Grilled Eggplant Bahn Mi Sandwich
By khojnicki
Ingredients
- 1/2 c rice wine vinegar
- 1 1/2 tbsp sugar
- 1/4 tsp salt
- 2 c julienned carrot
- 1 1/4 lbs eggplant
- 1 1/2 tbsp oil
- 1/3 c creamy peanut butter
- 1/4 c minced green onions
- 1 tbsp minced peeled ginger
- 2 tsp yellow miso paste
- 1 1/2 tsp fresh lime juice
- 1 french baguette, cut in half horizontally
- 1 c thinly sliced cucumber
- 1 c fresh cilantro leaves
- Thinly sliced jalapeno pepper
Details
Preparation time 25mins
Cooking time 25mins
Preparation
Step 1
Preheat oven to 375 degrees F.
Combine vinegar, sugar and salt in a bowl, stirring until sugar dissolves. Add carrot; let stand 15 mins, stirring occasionally. Drain.

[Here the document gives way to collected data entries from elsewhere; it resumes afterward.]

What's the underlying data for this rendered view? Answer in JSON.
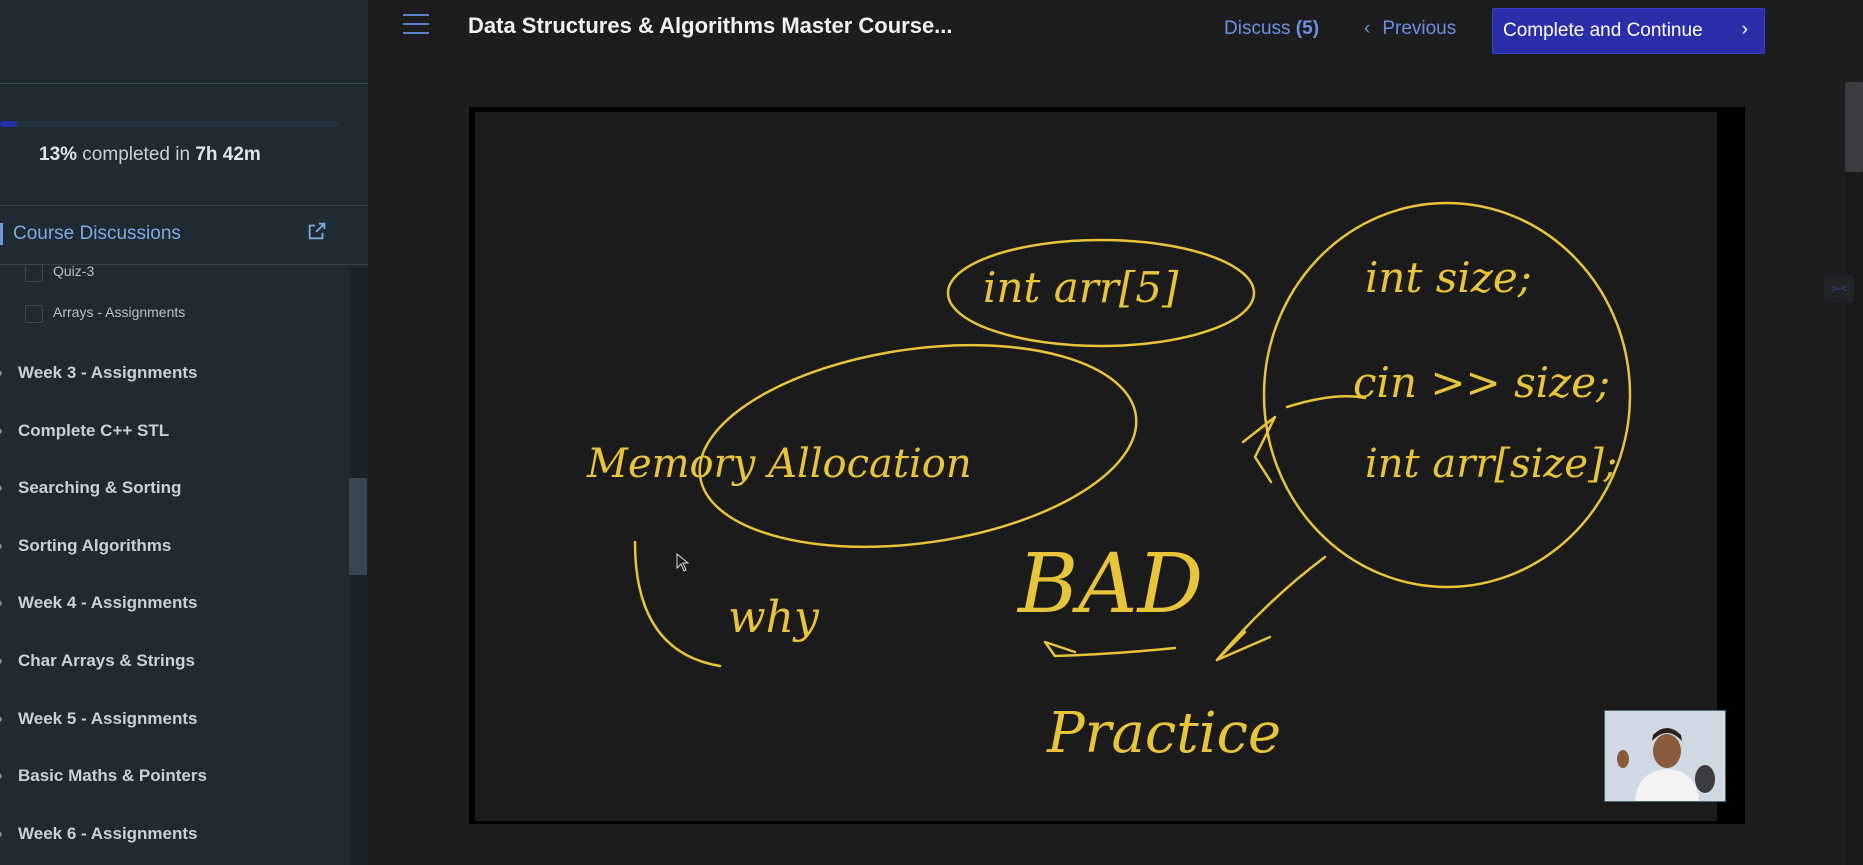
{
  "header": {
    "course_title": "Data Structures & Algorithms Master Course...",
    "discuss_label": "Discuss",
    "discuss_count": "(5)",
    "previous_label": "Previous",
    "complete_label": "Complete and Continue"
  },
  "sidebar": {
    "progress": {
      "fraction": 0.05,
      "percent_text": "13%",
      "middle_text": " completed in ",
      "time_text": "7h 42m"
    },
    "discussions_label": "Course Discussions",
    "sub_items": [
      {
        "label": "Quiz-3"
      },
      {
        "label": "Arrays - Assignments"
      }
    ],
    "sections": [
      {
        "label": "Week 3 - Assignments"
      },
      {
        "label": "Complete C++ STL"
      },
      {
        "label": "Searching & Sorting"
      },
      {
        "label": "Sorting Algorithms"
      },
      {
        "label": "Week 4 - Assignments"
      },
      {
        "label": "Char Arrays & Strings"
      },
      {
        "label": "Week 5 - Assignments"
      },
      {
        "label": "Basic Maths & Pointers"
      },
      {
        "label": "Week 6 - Assignments"
      }
    ]
  },
  "whiteboard": {
    "notes": [
      {
        "text": "int arr[5]"
      },
      {
        "text": "int size;"
      },
      {
        "text": "cin >> size;"
      },
      {
        "text": "int arr[size];"
      },
      {
        "text": "Memory Allocation"
      },
      {
        "text": "why"
      },
      {
        "text": "BAD"
      },
      {
        "text": "Practice"
      }
    ],
    "ink_color": "#e8c43a"
  },
  "colors": {
    "accent": "#2b2ea8",
    "link": "#6e8fe0",
    "sidebar_bg": "#1f2a33"
  }
}
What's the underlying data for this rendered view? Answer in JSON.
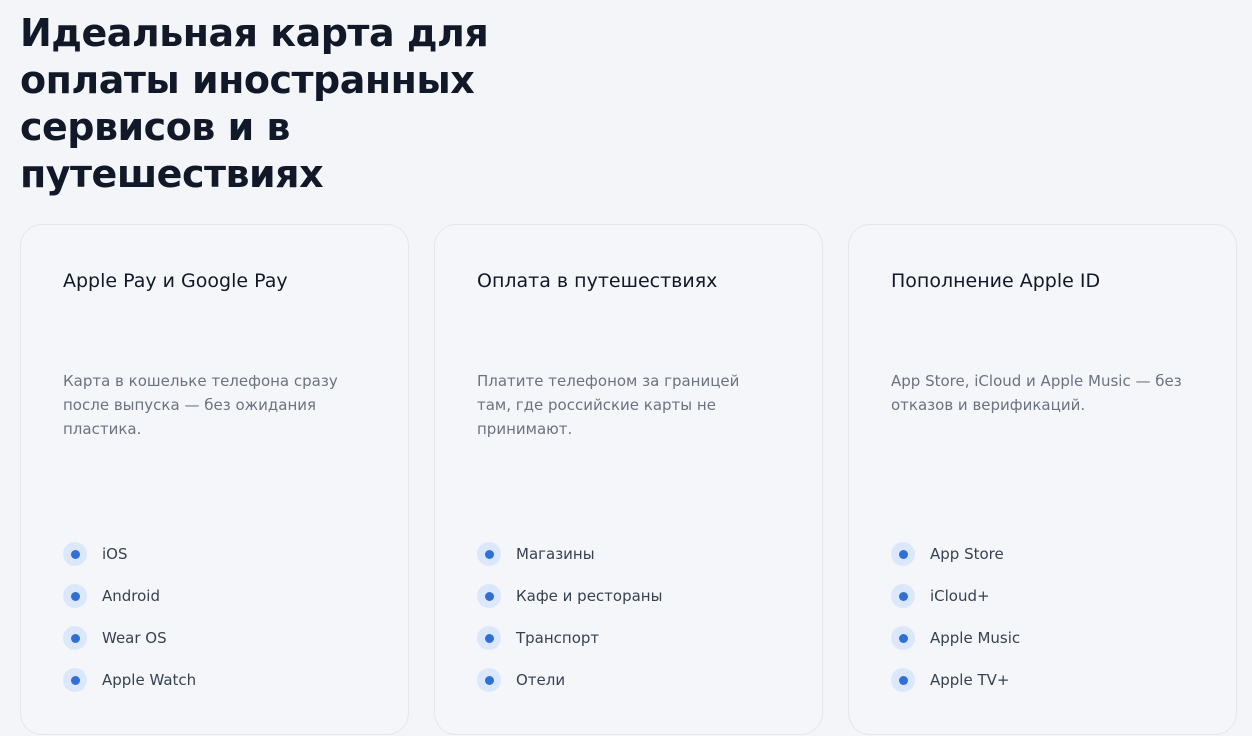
{
  "hero": {
    "title": "Идеальная карта для оплаты иностранных сервисов и в путешествиях"
  },
  "theme": {
    "bullet_ring": "#dbe8fb",
    "bullet_dot": "#2f6fd6"
  },
  "cards": [
    {
      "title": "Apple Pay и Google Pay",
      "description": "Карта в кошельке телефона сразу после выпуска — без ожидания пластика.",
      "items": [
        "iOS",
        "Android",
        "Wear OS",
        "Apple Watch"
      ]
    },
    {
      "title": "Оплата в путешествиях",
      "description": "Платите телефоном за границей там, где российские карты не принимают.",
      "items": [
        "Магазины",
        "Кафе и рестораны",
        "Транспорт",
        "Отели"
      ]
    },
    {
      "title": "Пополнение Apple ID",
      "description": "App Store, iCloud и Apple Music — без отказов и верификаций.",
      "items": [
        "App Store",
        "iCloud+",
        "Apple Music",
        "Apple TV+"
      ]
    }
  ]
}
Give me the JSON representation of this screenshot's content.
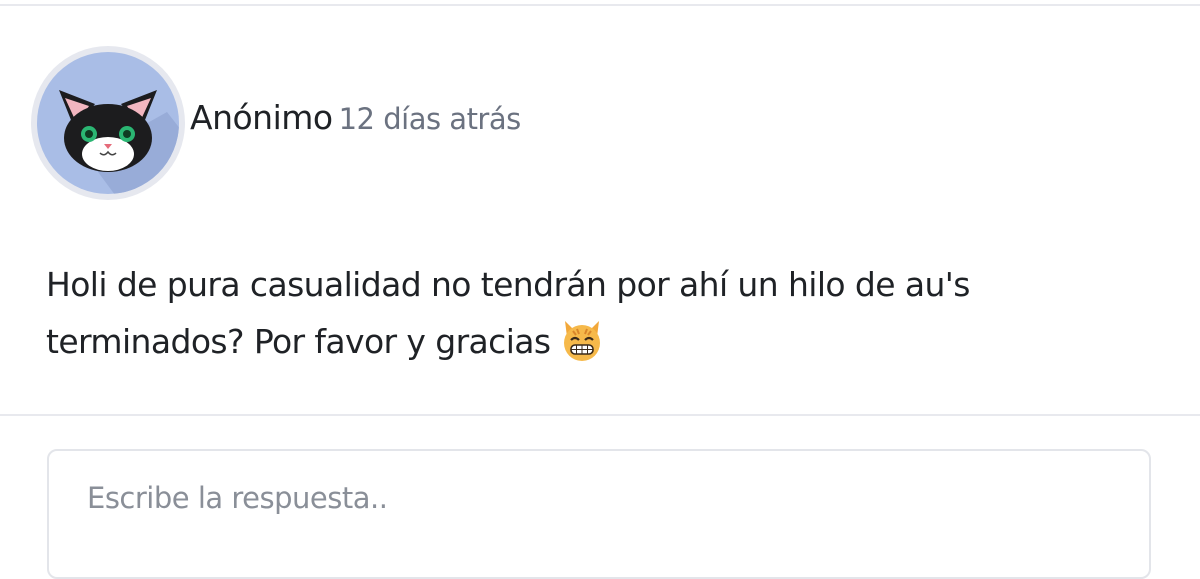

Heat a grill pan over medium high heat. Cut eggplant stem off. Cut eggplant lengthwise into 1/4" thick slices; brush with oil. Grill 7 mins or until tender, turning once.
Combine peanut butter, onions, ginger, miso and juice in a bowl; stir well.
Hollow out top and bottom halves of bread, leaving in 1" thick shell; reserve torn bread for another use. Place bread on baking sheet, cut sides up. Bake at 375 degrees F for 5 mins or until golden brown. Spread bottom half of bread with peanut butter mixture. Arrange eggplant evenly over peanut butter mixture. Arrange carrot mixture and cucumber evenly over eggplant; top with cilantro and jalapeno, if desired. Place top half of bread on sandwich. Cut into 5 equal pieces.